Or: How long does it really take to access your Mobile API?
Many app developers use mobile APM (analytics) solutions such as New Relic or Apteligent to better understand the performance of their application. Since these solutions were designed with a web mindset (i.e. http traffic only), when used in modern applications that leverage advanced mobile networking stack they overlook a crucial performance area related to network disconnects and the impact these disconnects have on the end user.
In an Ideal World (i.e. best case scenario)
Network conditions remain stable and perform close to perfect: users do not experience packet loss, nor do they suffer from disconnects. When the user hits the search button the Search API is called and takes 20 seconds to return the search results.
Timeline calculation: 20 seconds
In the Real World (i.e. mobile networks)
Mobile users are not always stationary, which can cause serious problems for network conditions. For instance, when users are traveling via public transportation, they often move through dead zones, sometimes even different types of networks (WiFi-->LTE, LTE-->3G, 3G-->2G, etc.), which would force their IP address to change. If they hit the search button while traveling as such, a disconnect will take place, and since most of the developers have a fixed timeout set (e.g. 20 seconds), it might take an additional 20 seconds to retry the search call.
In the example below we assumed that the disconnect took place after 10 seconds, so the search activity took a total time of 10 + 20 + 20 = 50 seconds. When using a traditional APM solution it would mark this call as a failed transaction that lasted 20 secs and would ignore the additional (10 + 20) seconds of wait time. In other words, all that switching between networks and changing IP addresses caused the transaction to fail unnecessarily!
Timeline calculation: 10+20+20= 50 seconds
What if there was a modern mobile protocol that could rescue connections?

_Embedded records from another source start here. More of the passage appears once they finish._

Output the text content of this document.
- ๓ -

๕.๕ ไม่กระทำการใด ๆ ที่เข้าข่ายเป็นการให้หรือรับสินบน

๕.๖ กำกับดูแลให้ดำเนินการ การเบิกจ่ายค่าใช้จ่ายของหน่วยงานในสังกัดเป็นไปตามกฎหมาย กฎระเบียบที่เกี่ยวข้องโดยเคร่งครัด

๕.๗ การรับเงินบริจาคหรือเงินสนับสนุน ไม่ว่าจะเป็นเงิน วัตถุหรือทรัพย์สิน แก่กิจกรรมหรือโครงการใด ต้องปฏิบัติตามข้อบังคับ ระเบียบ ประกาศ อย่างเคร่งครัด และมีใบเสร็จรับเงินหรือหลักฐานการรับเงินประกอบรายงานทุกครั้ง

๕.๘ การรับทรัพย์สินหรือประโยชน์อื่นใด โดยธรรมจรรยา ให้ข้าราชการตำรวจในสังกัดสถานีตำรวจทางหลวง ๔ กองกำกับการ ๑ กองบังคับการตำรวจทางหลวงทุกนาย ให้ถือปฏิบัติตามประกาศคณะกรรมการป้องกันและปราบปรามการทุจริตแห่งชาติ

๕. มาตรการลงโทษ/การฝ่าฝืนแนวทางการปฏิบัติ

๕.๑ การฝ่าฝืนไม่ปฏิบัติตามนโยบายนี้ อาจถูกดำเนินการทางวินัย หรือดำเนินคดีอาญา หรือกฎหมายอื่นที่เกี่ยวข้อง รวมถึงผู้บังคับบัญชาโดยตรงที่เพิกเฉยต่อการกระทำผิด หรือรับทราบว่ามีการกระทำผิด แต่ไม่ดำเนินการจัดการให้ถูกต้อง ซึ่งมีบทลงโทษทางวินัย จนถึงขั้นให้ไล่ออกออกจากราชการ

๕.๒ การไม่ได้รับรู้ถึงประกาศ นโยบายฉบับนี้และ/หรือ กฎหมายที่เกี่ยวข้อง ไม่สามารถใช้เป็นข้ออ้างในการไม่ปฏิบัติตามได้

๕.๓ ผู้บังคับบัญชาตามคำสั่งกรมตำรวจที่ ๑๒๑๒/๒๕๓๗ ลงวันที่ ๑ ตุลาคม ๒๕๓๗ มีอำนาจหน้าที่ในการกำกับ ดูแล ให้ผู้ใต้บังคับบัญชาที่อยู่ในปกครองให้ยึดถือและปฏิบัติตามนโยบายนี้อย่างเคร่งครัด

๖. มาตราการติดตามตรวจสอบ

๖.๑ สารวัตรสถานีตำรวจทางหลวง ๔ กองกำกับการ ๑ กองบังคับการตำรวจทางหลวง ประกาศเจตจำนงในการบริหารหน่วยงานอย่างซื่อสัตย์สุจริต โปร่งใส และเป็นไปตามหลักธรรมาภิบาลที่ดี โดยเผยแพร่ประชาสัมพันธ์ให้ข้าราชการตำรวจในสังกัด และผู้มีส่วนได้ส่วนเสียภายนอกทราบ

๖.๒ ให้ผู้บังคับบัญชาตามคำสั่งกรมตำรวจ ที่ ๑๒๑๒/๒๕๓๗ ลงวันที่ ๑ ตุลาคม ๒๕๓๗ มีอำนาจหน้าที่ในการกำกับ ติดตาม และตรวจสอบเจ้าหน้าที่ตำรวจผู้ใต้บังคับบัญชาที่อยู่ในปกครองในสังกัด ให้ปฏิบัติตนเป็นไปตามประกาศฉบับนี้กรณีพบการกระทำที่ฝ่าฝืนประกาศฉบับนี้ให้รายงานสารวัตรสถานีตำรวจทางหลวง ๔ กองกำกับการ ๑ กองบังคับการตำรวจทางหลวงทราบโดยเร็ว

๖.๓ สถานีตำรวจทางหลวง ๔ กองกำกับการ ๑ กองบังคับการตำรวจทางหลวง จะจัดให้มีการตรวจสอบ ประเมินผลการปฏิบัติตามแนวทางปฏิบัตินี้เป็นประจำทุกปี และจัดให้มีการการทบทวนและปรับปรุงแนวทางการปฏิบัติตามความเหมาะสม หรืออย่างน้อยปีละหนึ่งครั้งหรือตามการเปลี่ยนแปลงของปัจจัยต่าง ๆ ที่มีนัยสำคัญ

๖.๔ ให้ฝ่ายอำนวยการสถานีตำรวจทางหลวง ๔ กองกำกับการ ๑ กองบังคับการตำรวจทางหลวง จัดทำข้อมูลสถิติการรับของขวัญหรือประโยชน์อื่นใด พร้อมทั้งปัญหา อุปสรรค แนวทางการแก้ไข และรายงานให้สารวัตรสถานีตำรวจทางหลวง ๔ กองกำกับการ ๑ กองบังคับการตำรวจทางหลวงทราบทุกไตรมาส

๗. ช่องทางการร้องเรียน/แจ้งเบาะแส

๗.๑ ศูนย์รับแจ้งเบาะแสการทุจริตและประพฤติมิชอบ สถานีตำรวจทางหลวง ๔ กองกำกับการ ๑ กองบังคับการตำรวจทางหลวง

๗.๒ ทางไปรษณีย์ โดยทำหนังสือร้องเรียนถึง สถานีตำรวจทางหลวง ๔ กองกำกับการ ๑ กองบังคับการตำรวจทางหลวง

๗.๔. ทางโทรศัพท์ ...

Let's review the previous scenario again. What if there was a smart way to use big data from millions of devices and billions of data points to better handle disconnects? Such data could be utilized to accurately create connections and terminate them using the proper timeouts. Waiting another second and avoiding a connection drop for example could save many seconds of establishing a new connection.
In the example below we show that a disconnect 10 seconds into the search activity could be rescued by waiting a bit longer. In this corner case it would only take 10+21+10 = 41 seconds to complete the search. A true mobile APM solution would measure such a connection rescue as a successful transaction that lasted 41 seconds.
In the last scenario we have seen how a connection rescue resulted a big performance gain of nine seconds (i.e. about 20% faster response time).
* NOTE: numbers used in the examples are inflated for demonstration purposes.
Mobile APM solutions such as New Relic and Apteligent simplify the story by categorizing requests into failures and retries. However, from the user's perspective, connection failure and the subsequent retry could actually be a single successful transfer (even if a bit slower).
A successful transfer is much more valuable to the end user as it spares the need to manually retry, the overall user experience flows and feel "right." This may ultimately translate into higher engagement, increased retention, and improved conversion rates.
Network disconnects are very common and take place all the time as we see in the PacketZoom's Mobile Application Performance Benchmark, with disconnects varying from 4% to 13%. PacketZoom is able to consistently rescue 60-90% of the disconnects for our customers across the board.